E’ considerata la più famosa poetessa boliviana ed è accreditata come la fondatrice del movimento femminista nazionale.

Nei suoi scritti ha usato anche lo pseudonimo Soledad.

Adele Zamudio nacque a Cochabamba in Bolivia nel 1854 in una famiglia upper class, frequentò una scuola elementare pubblica e fu seguita anche da suo padre e da sua madre.

Come docente Adele insegnò alla Escuela San Alberto e in seguito divenne direttrice di un liceo per ragazze che divenne noto come Liceo Adela Zamudio.

La sua poesia e la sua narrativa trattavano primariamente delle lotte sociali in Bolivia spesso con un sentimento romantico verso la rivoluzione. La sua scrittura era altamente intellettuale e non religiosa.

Pubblicò la sua prima poesia “Two roses” all’età di 15 anni ma non pubblicò il suo primo libro che 20 anni più tardi.

Nel 1926 le fu dato il premio “Bolivian Crown of Distinction”.

Il suo pseudonimo Soledad fu da lei usato per riflettere il suo sé spesso solitario ed equivocato che cercava di fuggire dalla società conservatrice boliviana.

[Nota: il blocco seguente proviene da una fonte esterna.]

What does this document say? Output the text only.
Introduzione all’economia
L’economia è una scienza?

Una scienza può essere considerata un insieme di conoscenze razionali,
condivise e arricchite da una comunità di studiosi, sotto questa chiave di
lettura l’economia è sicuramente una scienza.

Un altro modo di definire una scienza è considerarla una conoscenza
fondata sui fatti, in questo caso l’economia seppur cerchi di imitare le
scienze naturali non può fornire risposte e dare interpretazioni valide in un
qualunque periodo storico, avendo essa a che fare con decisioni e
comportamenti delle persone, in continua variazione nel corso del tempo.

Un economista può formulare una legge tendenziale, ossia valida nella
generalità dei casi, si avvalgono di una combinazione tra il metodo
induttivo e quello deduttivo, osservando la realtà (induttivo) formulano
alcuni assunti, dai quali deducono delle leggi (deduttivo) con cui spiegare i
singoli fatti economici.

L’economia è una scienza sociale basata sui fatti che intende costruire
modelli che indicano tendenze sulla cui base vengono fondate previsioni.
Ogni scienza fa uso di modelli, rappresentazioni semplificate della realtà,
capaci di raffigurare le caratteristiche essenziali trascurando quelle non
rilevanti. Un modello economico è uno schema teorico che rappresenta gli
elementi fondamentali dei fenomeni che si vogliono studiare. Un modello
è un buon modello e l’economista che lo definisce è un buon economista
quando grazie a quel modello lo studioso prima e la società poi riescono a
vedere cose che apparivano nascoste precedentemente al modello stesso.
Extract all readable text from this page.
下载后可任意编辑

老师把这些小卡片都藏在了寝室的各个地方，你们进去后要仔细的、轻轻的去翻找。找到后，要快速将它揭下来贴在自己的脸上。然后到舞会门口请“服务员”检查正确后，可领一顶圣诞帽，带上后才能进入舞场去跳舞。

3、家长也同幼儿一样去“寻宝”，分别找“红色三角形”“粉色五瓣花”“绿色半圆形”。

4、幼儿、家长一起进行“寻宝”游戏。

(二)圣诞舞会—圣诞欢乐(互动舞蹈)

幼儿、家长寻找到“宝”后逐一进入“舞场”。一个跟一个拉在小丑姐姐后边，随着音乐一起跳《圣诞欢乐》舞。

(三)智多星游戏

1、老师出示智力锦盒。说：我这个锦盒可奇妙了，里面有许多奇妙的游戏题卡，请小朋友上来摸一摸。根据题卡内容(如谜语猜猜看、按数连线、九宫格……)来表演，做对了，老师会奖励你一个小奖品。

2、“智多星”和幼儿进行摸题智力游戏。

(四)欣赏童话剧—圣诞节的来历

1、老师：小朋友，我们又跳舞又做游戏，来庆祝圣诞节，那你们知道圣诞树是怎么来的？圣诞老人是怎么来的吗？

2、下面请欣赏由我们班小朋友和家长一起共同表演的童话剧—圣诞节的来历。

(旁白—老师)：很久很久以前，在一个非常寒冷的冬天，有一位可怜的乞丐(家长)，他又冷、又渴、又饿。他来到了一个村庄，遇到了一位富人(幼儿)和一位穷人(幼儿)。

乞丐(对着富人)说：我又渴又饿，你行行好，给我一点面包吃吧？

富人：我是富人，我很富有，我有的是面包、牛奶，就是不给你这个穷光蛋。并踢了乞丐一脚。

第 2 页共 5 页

La sua opera “Quo Vadis” provocò un dibattito tra le donne dell’upper class e i chiericie l’animosità verso la sua opera aumentò.

Le sue lotte con la religione la portarono a scegliere di non insegnare più religione nella scuola da lei diretta e la Lega delle Donne Cattoliche la condannò.

Zamudio scrisse anche articoli per pubblicazioni e quotidiani promuovendo riforme democratiche e i diritti delle donne inclusa la legalizzazione de divorzio.

Il suo compleanno, il 16 ottobre, viebe celebrato in lovia come il “Giorno delle Donne Boliviane”.